Des corbeilles d'osier garnies de pétales de fleurs séchées, et de dragées empaquetées dans de petits sachets de cellophane, fermés par un lien doré, attendaient la distribution aux convives par les enfants d'honneur.

Les menus joliment décorés avec les initiales entrelacées des fiancés, prêts à être déposés devant les noms des invités, énuméraient les nombreux mets et vins du repas. Le programme des festivités relatant le déroulement de la soirée, annonçait une promenade en barque sur l'étang, clôturée par un feu d’artifice se reflétant dans l'eau.

Un chandelier à deux branches aux bougies allumées, diffusait une lumière jaune éclairant un cadre en bronze doré, posé sur un petit guéridon. La photo des amoureux heureux et souriants, occupait la place au centre de la petite table, avec deux coupes de cristal et une bouteille de champagne.

Un homme revêtu de son costume de marié devenu un peu étroit, cigarette aux lèvres, perdu dans ses pensées, tenait dans ses mains un petit coffret de mariage décoré de cœurs polychromes.

Après de longues minutes, il ouvrit la boîte d'où il sortit précautionneusement le voile de la mariée, jauni et déchiré et les anneaux d'or jamais portés.
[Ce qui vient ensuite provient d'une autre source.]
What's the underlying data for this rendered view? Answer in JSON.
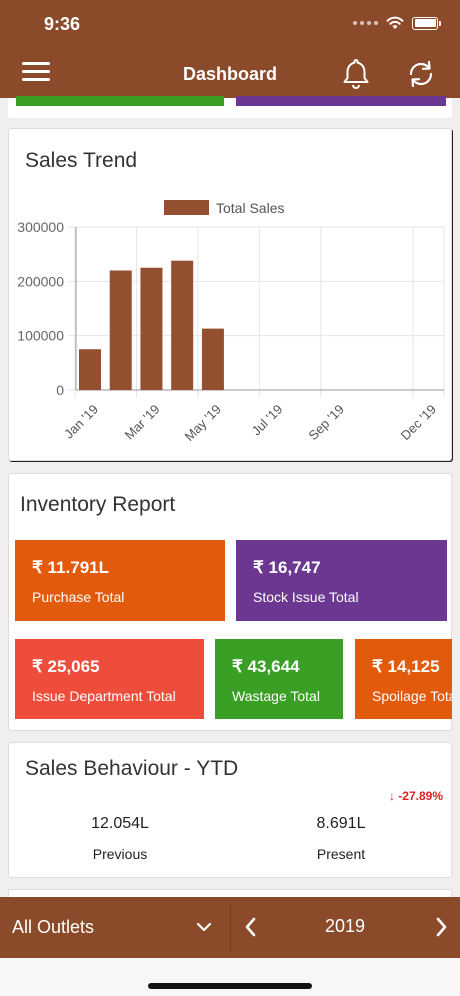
{
  "status_bar": {
    "time": "9:36"
  },
  "header": {
    "title": "Dashboard",
    "menu_icon": "hamburger-menu-icon",
    "notification_icon": "bell-icon",
    "refresh_icon": "refresh-icon",
    "bg_color": "#8b4b2a"
  },
  "sales_trend": {
    "title": "Sales Trend",
    "chart_data": {
      "type": "bar",
      "legend": [
        "Total Sales"
      ],
      "legend_position": "top-center",
      "x_ticks": [
        "Jan '19",
        "Mar '19",
        "May '19",
        "Jul '19",
        "Sep '19",
        "Dec '19"
      ],
      "x": [
        "2019-01",
        "2019-02",
        "2019-03",
        "2019-04",
        "2019-05"
      ],
      "series": [
        {
          "name": "Total Sales",
          "values": [
            75000,
            220000,
            225000,
            238000,
            113000
          ],
          "color": "#934f2f"
        }
      ],
      "y_ticks": [
        "0",
        "100000",
        "200000",
        "300000"
      ],
      "ylim": [
        0,
        300000
      ],
      "grid": true
    }
  },
  "inventory": {
    "title": "Inventory Report",
    "tiles": [
      {
        "value": "₹ 11.791L",
        "label": "Purchase Total",
        "color": "#e25a0b"
      },
      {
        "value": "₹ 16,747",
        "label": "Stock Issue Total",
        "color": "#6b3790"
      },
      {
        "value": "₹ 25,065",
        "label": "Issue Department Total",
        "color": "#ef4d3b"
      },
      {
        "value": "₹ 43,644",
        "label": "Wastage Total",
        "color": "#3aa025"
      },
      {
        "value": "₹ 14,125",
        "label": "Spoilage Total",
        "color": "#e25a0b"
      }
    ]
  },
  "sales_behaviour": {
    "title": "Sales Behaviour  - YTD",
    "change": "-27.89%",
    "change_icon": "arrow-down-icon",
    "previous_value": "12.054L",
    "previous_label": "Previous",
    "present_value": "8.691L",
    "present_label": "Present"
  },
  "bottom_bar": {
    "outlet": "All Outlets",
    "year": "2019"
  }
}
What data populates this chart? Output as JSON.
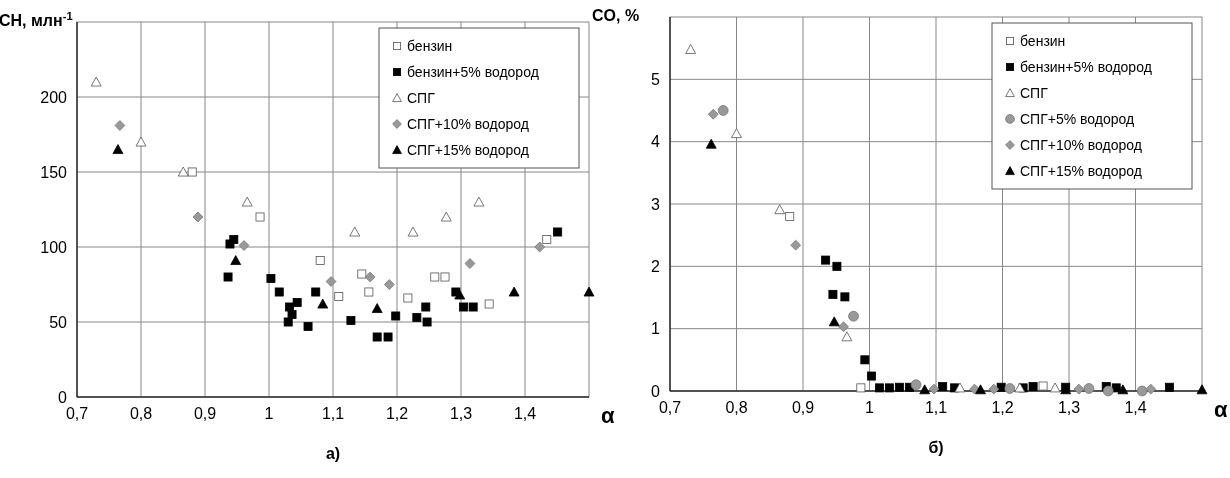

À son annulaire gauche, il glissa son alliance avec difficulté sur son doigt déformé par l'arthrose.


 Ce fut un jour maudit, à marquer d'une pierre noire, ce jour où le jardinier avait découvert dans le lac le tulle de mariage flottant entre deux eaux. Jamais l'étang n'avait rendu le corps de sa bien-aimée, l'unique amour de sa vie, et le commencement d'une longue vie solitaire.

Pas de mariage, pas d’enterrement, pas d'explications, accident, suicide, meurtre, le mystère resta entier. Le chagrin et le doute de toute une vie, jamais atténués malgré les années passées.

Ce soir, à la date d'anniversaire du mariage manqué, l'homme ouvrit la bouteille de champagne, et porta un toast face au mannequin. D'une voix tremblante et dans un murmure il leva son verre et dit: « À nos amours » ma chérie.

Et là, le miracle s'accomplit, le spectre de la jeune fille toujours jeune et belle lui apparut. Parée de sa robe de mousseline blanche, elle flottait dans la pièce enveloppée d'un rayon de lumière. Elle lui prit le bras et ils ouvrirent le bal avec la première danse des mariés.

Comme tous les ans elle lui revenait, et lui donnait la force de continuer à vivre pour ce rendez-vous d'amour. Le moment venu, son corps vieillissant et usé ne pouvant plus danser, irait la rejoindre dans les profondeurs troubles de l'étang, vêtu de son costume de mariage, emportant avec lui les alliances et la robe. Enfin réunis, ils danseraient leur dernière danse, une valse.